La constelación de instituciones que nos gobierna está tripulada por personas de las que se sabe poco o nada. Las listas cerradas y bloqueadas del sistema electoral son el paradigma de esta opacidad de la clase dirigente, en la que solo el jefe de filas opera como foco de atención o señuelo de la acción de gobierno ante el público. Pero, ¿quiénes son y qué piensan y para qué están ahí los innumerables personajes que ocupan toda clase de poltronas y escalones en la arquitectura del poder? Muchos de ellos ni siquiera están legitimados por una elección democrática sino que han sido aupados por sistemas de cooptación o selección indirecta cuyos mecanismos son completamente opacos y en consecuencia manipulables por quienes están en el juego. Sin embargo, su función tiene efectos en la vida y los intereses de la gente. Consejos consultivos, tribunales de diverso rango, gabinetes de asesoría, poderes delegados, etcétera, están servidos por funcionarios o profesionales que cobran del erario público por su trabajo pero de los que nada sabemos. Estos días, una investigación periodística ha permitido conocer quién y cómo se accede a uno de esos organismos remotos, el tribunal europeo de derechos humanos, radicado en Estrasburgo y encargado de examinar en última instancia demandas de individuos, grupos e incluso estados que denuncien vulneraciones del convenio europeo correspondiente. No parece gran cosa desde las preocupaciones del común pero en ciertas condiciones tasadas se recurre a este tribunal que dicta sentencias de cuya ejecución final no podemos dar fe porque se sitúan en esa franja gaseosa entre el deseo y la realidad.

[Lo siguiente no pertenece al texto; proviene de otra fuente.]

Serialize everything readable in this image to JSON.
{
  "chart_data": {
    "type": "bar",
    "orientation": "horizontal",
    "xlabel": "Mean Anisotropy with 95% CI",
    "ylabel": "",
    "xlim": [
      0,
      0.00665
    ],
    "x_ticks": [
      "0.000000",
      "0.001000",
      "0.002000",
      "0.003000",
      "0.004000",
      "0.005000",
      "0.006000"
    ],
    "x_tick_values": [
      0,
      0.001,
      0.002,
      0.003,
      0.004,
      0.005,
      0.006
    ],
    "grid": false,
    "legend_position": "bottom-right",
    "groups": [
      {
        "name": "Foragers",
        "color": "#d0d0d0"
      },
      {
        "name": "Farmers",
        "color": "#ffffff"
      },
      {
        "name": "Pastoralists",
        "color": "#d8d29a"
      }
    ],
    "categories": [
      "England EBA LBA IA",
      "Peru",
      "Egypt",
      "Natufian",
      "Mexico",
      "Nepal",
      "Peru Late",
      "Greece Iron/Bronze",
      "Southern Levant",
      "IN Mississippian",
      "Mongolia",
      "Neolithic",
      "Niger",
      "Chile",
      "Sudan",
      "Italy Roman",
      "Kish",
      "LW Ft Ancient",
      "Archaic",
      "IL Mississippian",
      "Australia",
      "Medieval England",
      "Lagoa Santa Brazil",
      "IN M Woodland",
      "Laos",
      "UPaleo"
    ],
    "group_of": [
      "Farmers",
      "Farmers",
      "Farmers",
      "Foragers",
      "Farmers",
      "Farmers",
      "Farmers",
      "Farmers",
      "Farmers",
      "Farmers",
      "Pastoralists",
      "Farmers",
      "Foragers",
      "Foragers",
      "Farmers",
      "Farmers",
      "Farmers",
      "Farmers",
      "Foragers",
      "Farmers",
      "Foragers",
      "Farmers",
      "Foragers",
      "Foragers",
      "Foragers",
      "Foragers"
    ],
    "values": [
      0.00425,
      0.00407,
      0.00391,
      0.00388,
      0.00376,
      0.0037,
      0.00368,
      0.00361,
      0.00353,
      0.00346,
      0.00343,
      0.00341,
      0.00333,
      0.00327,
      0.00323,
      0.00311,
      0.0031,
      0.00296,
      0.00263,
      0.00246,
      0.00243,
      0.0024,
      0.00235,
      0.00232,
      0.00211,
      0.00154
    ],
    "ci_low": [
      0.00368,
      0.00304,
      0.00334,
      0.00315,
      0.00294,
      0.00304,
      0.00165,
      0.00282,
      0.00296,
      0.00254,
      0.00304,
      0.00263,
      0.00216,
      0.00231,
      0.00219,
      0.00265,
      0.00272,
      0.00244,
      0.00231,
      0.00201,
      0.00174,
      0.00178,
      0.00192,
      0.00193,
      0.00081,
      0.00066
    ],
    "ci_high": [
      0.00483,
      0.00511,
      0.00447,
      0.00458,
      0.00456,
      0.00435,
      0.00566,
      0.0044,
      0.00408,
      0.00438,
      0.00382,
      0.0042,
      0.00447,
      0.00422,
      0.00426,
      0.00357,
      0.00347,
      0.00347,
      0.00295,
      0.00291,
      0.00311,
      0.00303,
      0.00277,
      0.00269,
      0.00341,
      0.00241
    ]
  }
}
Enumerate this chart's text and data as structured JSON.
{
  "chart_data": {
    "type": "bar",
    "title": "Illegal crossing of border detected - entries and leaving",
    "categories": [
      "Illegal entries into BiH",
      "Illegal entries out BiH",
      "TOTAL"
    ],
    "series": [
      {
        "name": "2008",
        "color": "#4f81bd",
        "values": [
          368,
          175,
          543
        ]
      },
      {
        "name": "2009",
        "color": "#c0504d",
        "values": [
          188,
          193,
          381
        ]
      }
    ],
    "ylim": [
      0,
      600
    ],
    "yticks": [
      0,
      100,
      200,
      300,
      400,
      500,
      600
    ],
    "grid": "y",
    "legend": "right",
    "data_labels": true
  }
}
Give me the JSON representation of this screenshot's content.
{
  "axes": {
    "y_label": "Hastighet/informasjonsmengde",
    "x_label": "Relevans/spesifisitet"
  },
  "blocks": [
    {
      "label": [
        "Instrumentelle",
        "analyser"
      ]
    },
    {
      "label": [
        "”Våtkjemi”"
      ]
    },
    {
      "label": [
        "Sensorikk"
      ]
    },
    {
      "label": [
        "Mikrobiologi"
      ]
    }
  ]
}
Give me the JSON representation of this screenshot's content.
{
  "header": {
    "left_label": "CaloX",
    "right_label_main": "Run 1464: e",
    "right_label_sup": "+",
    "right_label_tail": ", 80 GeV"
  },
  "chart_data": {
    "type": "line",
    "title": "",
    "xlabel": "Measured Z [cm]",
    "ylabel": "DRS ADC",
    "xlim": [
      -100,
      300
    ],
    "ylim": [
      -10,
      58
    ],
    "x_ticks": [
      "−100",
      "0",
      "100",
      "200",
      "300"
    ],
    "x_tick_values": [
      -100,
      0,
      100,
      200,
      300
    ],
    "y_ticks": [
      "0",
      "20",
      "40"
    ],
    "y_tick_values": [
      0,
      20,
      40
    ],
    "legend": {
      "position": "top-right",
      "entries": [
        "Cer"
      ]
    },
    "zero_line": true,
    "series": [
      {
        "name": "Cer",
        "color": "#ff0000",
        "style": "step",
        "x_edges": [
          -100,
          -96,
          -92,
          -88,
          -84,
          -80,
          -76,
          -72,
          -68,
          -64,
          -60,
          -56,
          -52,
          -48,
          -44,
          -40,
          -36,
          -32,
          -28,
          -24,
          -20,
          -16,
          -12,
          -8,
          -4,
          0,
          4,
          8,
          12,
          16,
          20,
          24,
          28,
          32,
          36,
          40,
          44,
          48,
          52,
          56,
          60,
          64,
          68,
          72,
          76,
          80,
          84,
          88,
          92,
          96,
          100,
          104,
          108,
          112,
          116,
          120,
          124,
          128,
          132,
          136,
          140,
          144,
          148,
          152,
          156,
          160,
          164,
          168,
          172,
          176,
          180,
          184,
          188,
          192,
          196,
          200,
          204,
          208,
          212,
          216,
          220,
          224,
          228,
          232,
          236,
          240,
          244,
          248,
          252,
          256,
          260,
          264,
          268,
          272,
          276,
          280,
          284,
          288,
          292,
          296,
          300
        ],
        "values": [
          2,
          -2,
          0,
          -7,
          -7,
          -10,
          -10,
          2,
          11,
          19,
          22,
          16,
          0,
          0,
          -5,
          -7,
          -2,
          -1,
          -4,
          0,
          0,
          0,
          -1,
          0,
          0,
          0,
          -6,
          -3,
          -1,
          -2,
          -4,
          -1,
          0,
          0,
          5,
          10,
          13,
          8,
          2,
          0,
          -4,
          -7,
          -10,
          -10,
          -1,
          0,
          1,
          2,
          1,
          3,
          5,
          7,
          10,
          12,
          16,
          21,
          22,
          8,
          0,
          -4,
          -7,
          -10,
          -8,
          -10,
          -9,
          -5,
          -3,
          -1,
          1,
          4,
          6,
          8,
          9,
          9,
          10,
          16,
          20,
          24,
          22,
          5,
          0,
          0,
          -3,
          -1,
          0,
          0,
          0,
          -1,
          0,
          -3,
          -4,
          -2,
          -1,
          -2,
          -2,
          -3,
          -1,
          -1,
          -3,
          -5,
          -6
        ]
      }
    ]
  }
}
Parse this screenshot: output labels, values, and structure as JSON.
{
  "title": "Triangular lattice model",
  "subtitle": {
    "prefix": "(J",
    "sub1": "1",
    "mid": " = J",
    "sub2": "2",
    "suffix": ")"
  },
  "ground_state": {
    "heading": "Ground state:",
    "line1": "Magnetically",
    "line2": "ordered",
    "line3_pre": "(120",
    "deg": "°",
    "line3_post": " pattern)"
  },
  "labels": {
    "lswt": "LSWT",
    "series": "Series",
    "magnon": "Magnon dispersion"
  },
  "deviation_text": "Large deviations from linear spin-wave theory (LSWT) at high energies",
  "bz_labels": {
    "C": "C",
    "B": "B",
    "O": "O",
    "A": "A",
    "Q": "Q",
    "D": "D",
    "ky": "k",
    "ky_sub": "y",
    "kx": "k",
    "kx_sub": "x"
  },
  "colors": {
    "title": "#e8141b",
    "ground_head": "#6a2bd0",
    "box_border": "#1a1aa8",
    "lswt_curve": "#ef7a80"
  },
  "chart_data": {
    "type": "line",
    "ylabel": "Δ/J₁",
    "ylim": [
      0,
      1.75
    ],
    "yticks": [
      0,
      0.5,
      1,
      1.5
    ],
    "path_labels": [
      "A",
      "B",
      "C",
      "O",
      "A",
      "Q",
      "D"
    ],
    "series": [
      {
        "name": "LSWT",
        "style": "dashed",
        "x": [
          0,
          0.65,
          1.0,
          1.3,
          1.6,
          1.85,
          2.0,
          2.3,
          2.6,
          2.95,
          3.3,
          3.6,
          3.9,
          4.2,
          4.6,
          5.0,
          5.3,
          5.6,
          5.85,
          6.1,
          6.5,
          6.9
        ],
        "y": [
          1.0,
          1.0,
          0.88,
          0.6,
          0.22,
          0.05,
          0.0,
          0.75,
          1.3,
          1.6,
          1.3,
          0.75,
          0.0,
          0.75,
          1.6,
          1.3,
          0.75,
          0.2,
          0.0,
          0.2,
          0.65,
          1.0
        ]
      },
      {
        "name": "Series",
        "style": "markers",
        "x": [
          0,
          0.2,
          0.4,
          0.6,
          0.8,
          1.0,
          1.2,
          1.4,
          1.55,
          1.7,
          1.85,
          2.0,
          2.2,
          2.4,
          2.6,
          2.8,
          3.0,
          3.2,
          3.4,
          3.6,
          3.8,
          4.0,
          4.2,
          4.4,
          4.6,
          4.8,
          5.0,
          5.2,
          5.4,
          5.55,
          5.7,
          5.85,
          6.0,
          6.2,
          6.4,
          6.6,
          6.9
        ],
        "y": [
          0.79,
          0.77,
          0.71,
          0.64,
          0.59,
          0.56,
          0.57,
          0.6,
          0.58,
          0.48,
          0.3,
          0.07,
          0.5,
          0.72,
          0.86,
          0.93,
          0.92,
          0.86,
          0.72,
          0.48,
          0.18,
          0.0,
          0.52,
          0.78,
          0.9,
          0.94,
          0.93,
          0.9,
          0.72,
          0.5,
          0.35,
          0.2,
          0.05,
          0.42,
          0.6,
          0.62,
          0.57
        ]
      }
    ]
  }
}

Lo que interesa es que la pertenencia a este alto órgano jurisdiccional es un destino apetecible para juristas y académicos del derecho, ya sea por razones profesionales, crematísticas o políticas. En los días pasados, el gobierno ha cubierto una vacante correspondiente a España. Hubo una convocatoria abierta a la que se presentaron diecisiete candidatos; después de un par de renuncias voluntarias, un plantel de altos funcionarios del gobierno depuró la tropilla hasta dejarla en reglamentaria terna, de la que formaba parte el tapado del propio gobierno, para que fuera examinada por los agentes del tribunal al que eran candidatos. Esta selección se centró al parecer en el conocimiento del idioma, exigible a los pretendientes. Es congruente que se exija un alto nivel en el manejo de la lingua franca porque, entre tantos magistrados procedentes de culturas jurídicas, intereses y talantes distintos, el primer requisito es que posean un vehículo de comunicación homogéneo, y luego ya se apañarán con los contenidos. El tapado del gobierno, al que los malpensados atribuyen su candidatura a que pudiera arreglar hipotéticas sentencias futuras sobre el guirigay catalán acorde con la querencia del gobierno y su partido, de los que es próximo, no pasó sin embargo el corte del idioma, percance que puede considerarse previsible porque está en la media nacional y es un déficit que comparte con el presidente del gobierno que le había elegido.  Así que el puesto fue para la segunda clasificada, una catedrática de filosofía del derecho, que tuneó el currículo que acompañaba su solicitud (otro hábito en la onda nacional) y que ha resultado ser una conspicua proselitista de la doctrina ultracatólica sobre derechos a la identidad sexual y la salud reproductiva. Dificultades de comunicación, currículos amañados, ideologías reaccionarias y campañas autopromocionales basadas en la pregunta, ¿qué hay de lo mío? Bien pensado, es una representación bastante exacta del país oficial.